我不假思索地点头。秀昭的领国在出云松江,据说风俗与其余六十五州不同,到神无月时自有其神妙所在。辗转至彼处,于宍道湖波光明净时登临天守,间或眺望垂俯东侧的薄紫山脉;冬季对州有暖流袭来,若能浸泡天下闻名的玉造汤泉,手捧簌簌而下的细雪,似乎就能将世间种种苦难暂且抛诸脑后。
我并非已到需仰仗虚无之物自我纾解的地步。但待在山名朝定身边委实教人烦忧,认奸人作父的日子也令我心神不宁。相较之下,他的儿子还更好应付些。回想此秀昭其人,自小便跟在我身后“姊姊大人”地叫着,既给生父遗弃到山阴,作了别人的养子,而今看来,他或乃无甚才华的等闲之辈。
松江城内上下皆奉我为贵宾,秀昭亦同幼时一般欣然称我为长辈。我刚到那几日,他和他的正室日日都要询问我是否适应此地生活。
“此云州春季较之播州稍显闷热,但您切勿贪凉早换薄衫。今之四月所换衣裳我已命人准备停妥。”
“您在东国生活多年,谅已适应东国习尚。我门中下役亦有出身东国之人,迩来特命其细心烹制东国饮食,不知您可适应否?”
“您若有意参诣寺社或四处游玩,可随时知会我之近侍,我会教可靠之人护卫陪同。”
……
从前也有人这般殷切地唤我姊姊。忆起那曾常伴身侧的面影,在在教人怀恋不已,可叹唯有于夜半梦醒时轻拭泪水。

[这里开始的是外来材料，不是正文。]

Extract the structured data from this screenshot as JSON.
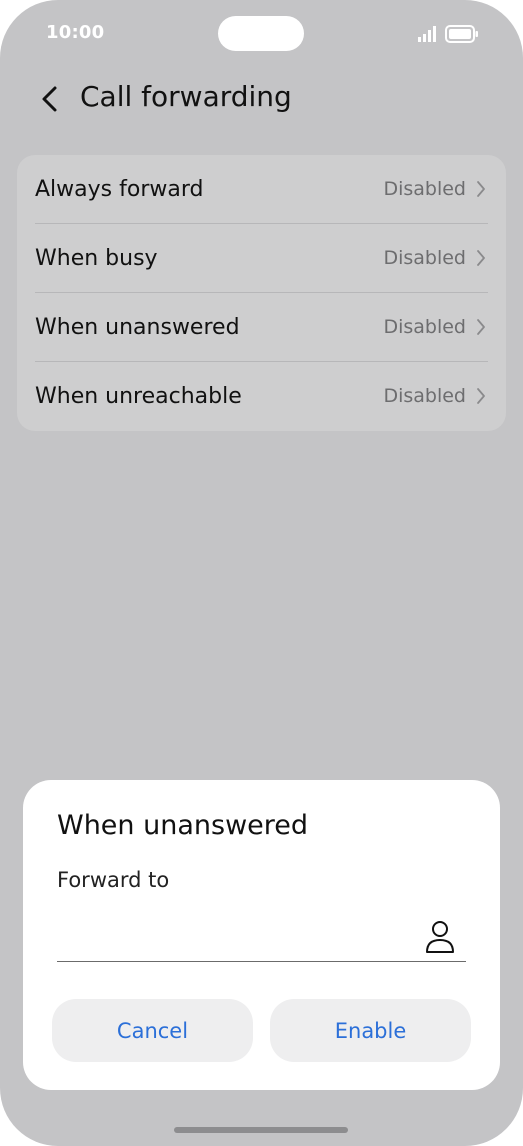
{
  "status_bar": {
    "time": "10:00"
  },
  "header": {
    "title": "Call forwarding",
    "back_icon": "chevron-left-icon"
  },
  "options": [
    {
      "label": "Always forward",
      "value": "Disabled"
    },
    {
      "label": "When busy",
      "value": "Disabled"
    },
    {
      "label": "When unanswered",
      "value": "Disabled"
    },
    {
      "label": "When unreachable",
      "value": "Disabled"
    }
  ],
  "dialog": {
    "title": "When unanswered",
    "field_label": "Forward to",
    "field_value": "",
    "contact_icon": "person-icon",
    "cancel_label": "Cancel",
    "enable_label": "Enable"
  },
  "colors": {
    "accent": "#2b6fd8",
    "background": "#c4c4c6",
    "card": "#cececf"
  }
}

浮生如寄,我在秀昭处栖身两年,其间曾目睹其正室生下他们的第一子。秀昭请我为他的嫡男取下乳名,当时我竟脱口而出秀昭元服前所用的乳名。
“原来您尚且记得昔年之事。”
我初至山名家时年仅十叁岁,那时我用母亲留给我的全部遗产,买通山名朝定乳母之子,盼能作为下女混入姬路城中。
我如此孤注一掷,仅是为见得朝定一面。
此乳母之子后来随山名征战四方,战功累累,如今已贵为半国之主,享庄园田亩无数。他初见我时诧异万分,一时间不知如何是好,或该将我当作与其主君有着露水情缘的卑贱游女。正左右为难时,旋又径领我到朝定面前。朝定甫一见我,当即大惊失色。